While Obama's release of the logs was generally praised by transparency activists, the Sunlight Foundation noted, "The voluntary system can be too easily circumvented. Because it only captures visitors to the White House, if an administration official wishes to keep a meeting with a lobbyist secret, he or she merely has to schedule it at a nearby location" and "Phone calls are also used to avoid disclosure". Omission of significant visits was criticized by other groups. Time noted that "The Obama-era process allowed the White House Counsel's office to unilaterally redact records of those visiting the complex for any reason. The Obama Administration, for instance, took a wide-ranging view of what were considered personal events hosted by the Obamas, leaving off celebrity sightings and meetings with top donors." The visitors could request their records be shielded from the public through a simple checkbox on the visitor form.

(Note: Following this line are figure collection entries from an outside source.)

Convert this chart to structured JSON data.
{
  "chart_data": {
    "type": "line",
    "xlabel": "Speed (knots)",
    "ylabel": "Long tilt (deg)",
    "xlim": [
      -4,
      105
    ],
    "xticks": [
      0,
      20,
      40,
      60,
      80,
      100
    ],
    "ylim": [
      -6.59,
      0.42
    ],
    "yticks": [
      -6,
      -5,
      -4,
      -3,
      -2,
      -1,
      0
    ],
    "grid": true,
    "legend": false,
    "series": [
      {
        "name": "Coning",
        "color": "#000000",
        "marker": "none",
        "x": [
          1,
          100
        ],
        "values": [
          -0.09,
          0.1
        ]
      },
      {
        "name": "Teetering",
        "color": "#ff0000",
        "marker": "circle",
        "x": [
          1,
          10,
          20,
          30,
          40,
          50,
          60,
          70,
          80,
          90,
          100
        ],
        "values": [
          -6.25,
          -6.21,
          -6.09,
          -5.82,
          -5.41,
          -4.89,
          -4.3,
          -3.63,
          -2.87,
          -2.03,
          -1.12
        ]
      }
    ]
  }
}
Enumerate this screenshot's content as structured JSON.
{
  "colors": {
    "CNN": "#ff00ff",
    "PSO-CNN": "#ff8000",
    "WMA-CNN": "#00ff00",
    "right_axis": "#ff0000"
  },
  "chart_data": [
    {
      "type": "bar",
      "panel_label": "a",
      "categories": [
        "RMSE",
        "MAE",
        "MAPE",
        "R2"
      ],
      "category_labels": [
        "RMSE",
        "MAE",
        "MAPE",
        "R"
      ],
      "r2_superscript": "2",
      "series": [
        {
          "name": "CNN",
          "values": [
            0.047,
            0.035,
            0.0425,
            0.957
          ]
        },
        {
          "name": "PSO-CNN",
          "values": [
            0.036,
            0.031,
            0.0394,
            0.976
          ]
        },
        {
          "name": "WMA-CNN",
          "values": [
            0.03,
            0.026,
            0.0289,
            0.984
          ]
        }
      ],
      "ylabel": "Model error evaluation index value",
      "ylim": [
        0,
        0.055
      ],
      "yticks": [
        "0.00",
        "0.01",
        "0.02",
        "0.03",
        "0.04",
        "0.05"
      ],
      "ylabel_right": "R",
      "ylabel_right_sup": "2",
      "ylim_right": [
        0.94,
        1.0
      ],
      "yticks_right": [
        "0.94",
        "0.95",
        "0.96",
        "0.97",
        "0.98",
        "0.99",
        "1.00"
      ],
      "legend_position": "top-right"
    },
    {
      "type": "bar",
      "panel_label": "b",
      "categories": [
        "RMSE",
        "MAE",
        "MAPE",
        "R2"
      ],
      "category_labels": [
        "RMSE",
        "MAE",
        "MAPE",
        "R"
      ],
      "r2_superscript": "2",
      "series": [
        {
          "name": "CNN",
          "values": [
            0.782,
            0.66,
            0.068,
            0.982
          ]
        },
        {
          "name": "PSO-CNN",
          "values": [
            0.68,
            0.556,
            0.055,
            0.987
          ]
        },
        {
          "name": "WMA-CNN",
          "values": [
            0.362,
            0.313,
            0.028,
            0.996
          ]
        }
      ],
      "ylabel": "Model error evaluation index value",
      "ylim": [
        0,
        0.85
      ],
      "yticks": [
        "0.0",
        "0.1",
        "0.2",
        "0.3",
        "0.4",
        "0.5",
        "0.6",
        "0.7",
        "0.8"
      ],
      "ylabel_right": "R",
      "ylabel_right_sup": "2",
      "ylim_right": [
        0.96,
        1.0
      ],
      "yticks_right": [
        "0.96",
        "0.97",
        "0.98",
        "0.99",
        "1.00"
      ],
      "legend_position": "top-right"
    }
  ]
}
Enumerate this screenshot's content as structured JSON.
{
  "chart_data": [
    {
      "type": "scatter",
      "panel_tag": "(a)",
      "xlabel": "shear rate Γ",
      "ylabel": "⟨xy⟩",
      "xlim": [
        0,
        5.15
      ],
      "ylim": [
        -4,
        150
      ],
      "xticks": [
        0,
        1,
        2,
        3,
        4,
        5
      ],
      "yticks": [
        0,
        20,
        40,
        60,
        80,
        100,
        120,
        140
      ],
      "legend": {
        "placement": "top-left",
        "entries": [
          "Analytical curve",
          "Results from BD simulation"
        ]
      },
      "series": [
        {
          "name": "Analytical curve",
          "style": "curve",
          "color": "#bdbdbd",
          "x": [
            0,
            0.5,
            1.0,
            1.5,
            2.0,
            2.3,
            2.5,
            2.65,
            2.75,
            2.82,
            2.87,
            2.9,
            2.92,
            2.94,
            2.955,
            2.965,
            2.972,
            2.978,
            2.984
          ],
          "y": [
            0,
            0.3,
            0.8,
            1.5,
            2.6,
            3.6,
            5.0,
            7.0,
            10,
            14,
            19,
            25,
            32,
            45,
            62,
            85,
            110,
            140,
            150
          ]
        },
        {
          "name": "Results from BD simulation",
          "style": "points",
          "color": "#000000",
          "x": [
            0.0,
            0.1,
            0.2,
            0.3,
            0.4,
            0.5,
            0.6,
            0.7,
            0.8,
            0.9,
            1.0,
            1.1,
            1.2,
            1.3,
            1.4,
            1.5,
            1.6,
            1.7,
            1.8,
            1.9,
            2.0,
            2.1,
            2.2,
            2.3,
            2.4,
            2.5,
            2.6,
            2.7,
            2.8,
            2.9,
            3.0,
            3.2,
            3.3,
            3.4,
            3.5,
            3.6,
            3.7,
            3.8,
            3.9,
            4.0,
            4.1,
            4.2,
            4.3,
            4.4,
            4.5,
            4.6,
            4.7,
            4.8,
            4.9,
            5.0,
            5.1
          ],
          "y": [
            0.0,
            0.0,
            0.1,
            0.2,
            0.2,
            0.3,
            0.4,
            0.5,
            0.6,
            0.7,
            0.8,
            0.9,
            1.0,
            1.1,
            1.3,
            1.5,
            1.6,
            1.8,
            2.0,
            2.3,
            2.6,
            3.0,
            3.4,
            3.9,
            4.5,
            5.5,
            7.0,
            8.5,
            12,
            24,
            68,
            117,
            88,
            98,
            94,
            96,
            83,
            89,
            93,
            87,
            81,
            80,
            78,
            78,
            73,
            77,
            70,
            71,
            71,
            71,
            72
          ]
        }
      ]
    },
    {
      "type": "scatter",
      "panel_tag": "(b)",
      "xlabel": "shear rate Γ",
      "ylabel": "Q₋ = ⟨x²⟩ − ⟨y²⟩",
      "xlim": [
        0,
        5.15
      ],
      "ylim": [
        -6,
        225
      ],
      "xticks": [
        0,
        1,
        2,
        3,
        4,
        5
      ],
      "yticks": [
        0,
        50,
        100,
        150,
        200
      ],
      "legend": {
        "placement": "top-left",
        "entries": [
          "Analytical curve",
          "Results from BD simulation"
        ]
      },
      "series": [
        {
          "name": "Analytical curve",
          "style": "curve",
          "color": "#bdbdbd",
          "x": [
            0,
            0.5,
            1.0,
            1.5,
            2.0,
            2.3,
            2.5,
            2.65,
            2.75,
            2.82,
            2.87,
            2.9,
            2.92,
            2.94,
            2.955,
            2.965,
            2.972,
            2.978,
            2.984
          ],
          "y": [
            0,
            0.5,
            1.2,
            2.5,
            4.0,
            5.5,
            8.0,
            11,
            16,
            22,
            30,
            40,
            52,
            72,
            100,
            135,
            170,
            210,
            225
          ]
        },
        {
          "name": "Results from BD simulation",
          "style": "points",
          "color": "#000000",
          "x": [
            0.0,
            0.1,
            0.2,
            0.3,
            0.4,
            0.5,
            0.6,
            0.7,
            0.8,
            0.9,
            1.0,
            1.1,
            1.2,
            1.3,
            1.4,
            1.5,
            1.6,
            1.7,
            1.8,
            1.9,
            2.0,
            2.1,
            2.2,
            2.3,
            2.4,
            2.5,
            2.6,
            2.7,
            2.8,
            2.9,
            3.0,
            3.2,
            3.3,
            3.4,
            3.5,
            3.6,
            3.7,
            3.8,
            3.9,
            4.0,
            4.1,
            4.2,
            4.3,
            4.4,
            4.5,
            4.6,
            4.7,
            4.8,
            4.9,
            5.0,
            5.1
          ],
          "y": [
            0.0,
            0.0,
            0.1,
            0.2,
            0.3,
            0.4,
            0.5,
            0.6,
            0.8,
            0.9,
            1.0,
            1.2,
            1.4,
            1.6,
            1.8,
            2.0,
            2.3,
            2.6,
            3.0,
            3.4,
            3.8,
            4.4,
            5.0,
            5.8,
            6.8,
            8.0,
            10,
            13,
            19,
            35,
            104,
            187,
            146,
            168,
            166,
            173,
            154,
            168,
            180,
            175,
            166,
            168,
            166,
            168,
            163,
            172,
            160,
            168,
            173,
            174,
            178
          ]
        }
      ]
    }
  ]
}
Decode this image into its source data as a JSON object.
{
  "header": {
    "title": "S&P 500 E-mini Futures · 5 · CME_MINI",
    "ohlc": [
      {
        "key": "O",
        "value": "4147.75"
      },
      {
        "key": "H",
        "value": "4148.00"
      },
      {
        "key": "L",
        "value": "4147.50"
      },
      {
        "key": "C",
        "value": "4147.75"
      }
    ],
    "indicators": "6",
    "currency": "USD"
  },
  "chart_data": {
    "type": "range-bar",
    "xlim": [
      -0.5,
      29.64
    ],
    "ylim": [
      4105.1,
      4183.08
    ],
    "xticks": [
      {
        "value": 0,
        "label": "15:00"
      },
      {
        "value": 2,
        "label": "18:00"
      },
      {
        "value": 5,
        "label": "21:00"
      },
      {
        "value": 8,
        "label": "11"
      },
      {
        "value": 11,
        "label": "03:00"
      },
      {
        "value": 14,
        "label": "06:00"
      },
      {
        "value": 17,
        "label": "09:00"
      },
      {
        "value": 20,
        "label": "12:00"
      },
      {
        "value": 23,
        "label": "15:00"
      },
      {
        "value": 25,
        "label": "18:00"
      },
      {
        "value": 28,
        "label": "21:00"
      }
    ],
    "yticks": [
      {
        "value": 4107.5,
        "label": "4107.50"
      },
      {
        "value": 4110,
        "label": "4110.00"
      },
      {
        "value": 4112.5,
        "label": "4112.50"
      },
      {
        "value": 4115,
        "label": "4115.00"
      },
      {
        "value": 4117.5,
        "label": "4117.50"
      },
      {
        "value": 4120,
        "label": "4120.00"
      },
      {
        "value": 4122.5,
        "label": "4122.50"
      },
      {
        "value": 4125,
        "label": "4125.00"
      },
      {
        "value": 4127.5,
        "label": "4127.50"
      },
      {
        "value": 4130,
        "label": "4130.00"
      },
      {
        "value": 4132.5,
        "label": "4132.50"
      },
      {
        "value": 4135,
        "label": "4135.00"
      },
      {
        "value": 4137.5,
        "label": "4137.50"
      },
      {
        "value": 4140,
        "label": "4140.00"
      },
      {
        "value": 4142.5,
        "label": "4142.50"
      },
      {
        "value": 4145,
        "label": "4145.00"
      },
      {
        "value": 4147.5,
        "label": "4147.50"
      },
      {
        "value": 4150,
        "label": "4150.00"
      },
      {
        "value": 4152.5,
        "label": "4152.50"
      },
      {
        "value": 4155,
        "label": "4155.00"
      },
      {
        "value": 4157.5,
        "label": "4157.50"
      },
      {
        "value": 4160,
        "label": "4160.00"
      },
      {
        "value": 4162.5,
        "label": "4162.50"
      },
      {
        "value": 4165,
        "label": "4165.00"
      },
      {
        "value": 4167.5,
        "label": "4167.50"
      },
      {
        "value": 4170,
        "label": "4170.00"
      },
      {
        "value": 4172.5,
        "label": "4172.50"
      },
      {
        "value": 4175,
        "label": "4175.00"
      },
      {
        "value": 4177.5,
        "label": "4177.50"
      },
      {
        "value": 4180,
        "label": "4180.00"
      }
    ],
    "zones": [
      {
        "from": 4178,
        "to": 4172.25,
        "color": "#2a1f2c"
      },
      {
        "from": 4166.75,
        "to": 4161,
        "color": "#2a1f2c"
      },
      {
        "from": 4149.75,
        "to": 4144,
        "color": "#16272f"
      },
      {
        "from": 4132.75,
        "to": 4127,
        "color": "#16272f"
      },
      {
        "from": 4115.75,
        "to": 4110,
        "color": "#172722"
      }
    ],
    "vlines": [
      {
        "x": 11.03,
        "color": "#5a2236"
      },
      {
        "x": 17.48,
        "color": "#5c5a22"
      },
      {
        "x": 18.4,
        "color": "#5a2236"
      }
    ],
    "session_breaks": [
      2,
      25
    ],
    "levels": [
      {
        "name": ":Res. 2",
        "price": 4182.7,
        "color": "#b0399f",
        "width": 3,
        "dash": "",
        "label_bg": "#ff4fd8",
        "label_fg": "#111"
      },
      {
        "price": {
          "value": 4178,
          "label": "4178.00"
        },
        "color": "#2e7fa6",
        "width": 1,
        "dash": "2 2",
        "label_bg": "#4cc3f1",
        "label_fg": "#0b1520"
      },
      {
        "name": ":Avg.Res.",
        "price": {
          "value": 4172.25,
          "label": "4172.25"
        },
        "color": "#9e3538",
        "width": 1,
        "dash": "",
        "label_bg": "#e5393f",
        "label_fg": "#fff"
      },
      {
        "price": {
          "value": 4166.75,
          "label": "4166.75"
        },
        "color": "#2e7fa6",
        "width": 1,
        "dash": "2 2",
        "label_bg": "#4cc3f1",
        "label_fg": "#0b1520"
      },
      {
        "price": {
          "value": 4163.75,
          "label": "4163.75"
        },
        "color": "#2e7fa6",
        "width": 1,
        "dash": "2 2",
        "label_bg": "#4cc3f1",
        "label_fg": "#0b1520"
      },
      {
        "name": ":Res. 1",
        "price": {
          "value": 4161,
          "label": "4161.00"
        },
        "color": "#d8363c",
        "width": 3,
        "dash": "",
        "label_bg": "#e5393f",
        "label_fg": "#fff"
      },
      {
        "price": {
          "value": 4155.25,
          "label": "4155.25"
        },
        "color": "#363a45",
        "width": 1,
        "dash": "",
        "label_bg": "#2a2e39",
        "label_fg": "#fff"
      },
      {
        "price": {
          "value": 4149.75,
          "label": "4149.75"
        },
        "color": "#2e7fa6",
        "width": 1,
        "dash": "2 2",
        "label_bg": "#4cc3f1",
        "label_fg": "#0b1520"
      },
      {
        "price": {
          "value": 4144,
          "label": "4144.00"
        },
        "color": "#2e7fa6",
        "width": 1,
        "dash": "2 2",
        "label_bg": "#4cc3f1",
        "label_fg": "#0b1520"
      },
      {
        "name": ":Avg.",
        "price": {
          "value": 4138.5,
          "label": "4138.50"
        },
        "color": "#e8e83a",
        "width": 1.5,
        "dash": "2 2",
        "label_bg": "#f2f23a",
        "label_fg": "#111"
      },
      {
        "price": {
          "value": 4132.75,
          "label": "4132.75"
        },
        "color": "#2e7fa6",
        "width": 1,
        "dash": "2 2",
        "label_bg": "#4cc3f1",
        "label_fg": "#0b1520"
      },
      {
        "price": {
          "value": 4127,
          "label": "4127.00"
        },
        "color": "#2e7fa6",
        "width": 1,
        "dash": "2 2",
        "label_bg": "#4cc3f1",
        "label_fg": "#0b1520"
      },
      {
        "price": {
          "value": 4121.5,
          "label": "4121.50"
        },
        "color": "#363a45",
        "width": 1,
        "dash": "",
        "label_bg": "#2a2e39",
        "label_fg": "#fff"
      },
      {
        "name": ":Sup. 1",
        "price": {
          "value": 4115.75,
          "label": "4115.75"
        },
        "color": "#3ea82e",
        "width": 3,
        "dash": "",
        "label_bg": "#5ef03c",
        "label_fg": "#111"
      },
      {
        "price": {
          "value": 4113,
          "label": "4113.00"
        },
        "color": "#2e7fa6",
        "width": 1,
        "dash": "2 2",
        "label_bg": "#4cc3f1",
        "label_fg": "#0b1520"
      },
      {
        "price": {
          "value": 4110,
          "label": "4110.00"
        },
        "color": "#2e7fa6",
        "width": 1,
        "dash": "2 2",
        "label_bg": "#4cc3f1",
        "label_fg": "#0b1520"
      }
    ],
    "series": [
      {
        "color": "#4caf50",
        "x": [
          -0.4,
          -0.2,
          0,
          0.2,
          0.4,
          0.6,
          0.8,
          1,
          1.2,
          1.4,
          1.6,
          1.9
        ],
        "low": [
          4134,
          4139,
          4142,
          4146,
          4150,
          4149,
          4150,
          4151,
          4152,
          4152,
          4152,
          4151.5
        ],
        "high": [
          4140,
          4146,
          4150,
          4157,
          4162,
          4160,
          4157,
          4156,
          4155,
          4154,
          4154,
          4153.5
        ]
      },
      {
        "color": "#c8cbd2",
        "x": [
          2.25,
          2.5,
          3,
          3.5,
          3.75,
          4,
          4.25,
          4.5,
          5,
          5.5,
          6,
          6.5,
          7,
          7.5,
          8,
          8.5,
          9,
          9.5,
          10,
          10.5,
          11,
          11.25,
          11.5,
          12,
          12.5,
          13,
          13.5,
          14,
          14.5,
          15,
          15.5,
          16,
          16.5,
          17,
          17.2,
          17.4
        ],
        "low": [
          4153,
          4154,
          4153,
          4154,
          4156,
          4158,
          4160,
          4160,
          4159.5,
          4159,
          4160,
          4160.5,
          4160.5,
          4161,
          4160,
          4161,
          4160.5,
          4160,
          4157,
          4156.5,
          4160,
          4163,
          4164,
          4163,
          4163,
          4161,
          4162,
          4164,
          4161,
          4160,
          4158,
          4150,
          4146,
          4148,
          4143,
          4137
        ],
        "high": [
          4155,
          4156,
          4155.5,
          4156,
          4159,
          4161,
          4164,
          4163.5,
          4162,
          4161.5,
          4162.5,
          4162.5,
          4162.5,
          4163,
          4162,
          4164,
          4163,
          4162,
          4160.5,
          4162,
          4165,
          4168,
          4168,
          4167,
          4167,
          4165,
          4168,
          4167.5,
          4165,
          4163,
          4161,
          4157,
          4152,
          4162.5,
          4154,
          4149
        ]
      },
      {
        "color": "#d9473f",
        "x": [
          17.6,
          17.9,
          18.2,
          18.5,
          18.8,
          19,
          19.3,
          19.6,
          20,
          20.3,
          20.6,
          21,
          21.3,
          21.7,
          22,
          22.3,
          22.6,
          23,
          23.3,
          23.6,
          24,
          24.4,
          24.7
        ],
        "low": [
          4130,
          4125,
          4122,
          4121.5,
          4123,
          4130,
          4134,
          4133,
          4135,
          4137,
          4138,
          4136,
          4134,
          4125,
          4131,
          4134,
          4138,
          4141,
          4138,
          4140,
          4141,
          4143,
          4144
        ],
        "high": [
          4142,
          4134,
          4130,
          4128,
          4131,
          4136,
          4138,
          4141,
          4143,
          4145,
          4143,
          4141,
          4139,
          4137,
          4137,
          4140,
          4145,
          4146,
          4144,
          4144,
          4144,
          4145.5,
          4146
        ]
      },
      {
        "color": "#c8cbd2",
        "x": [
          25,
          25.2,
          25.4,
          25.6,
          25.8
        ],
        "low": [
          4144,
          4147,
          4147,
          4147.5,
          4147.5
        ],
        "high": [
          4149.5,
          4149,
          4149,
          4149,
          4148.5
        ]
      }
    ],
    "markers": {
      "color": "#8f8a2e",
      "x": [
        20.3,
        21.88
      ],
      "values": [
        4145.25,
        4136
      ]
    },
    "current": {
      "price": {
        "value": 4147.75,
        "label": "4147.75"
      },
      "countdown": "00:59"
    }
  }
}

A 2017 study showed that companies whose executives have met the president report a rise in their share values by approximately 0.5% following a month or two after the disclosure of the meeting. The authors note that direct causation is difficult to prove. Still, investors likely view such news as indicating that companies will perform better, for example, winning more government procurement contracts. That study identified 2,286 meetings between corporate executives and federal government officials with the top three most frequent visitors for that period being David M. Cote (Chairman and CEO of Honeywell International, 30 visits), Jeffrey R. Immelt (Executive Chairman and CEO of General Electric, 22 visits) and Roger C. Altman (Executive Chairman of EverCore Partners, 21 visits). The top three most frequent visitees by corporate executives in that period were Valerie Jarrett (Senior Advisor to the President, 107 visits), Jeff Zients (Assistant to the President for Economic Policy and Director of the National Economic Council, 103 visits), and the President himself (100 visits).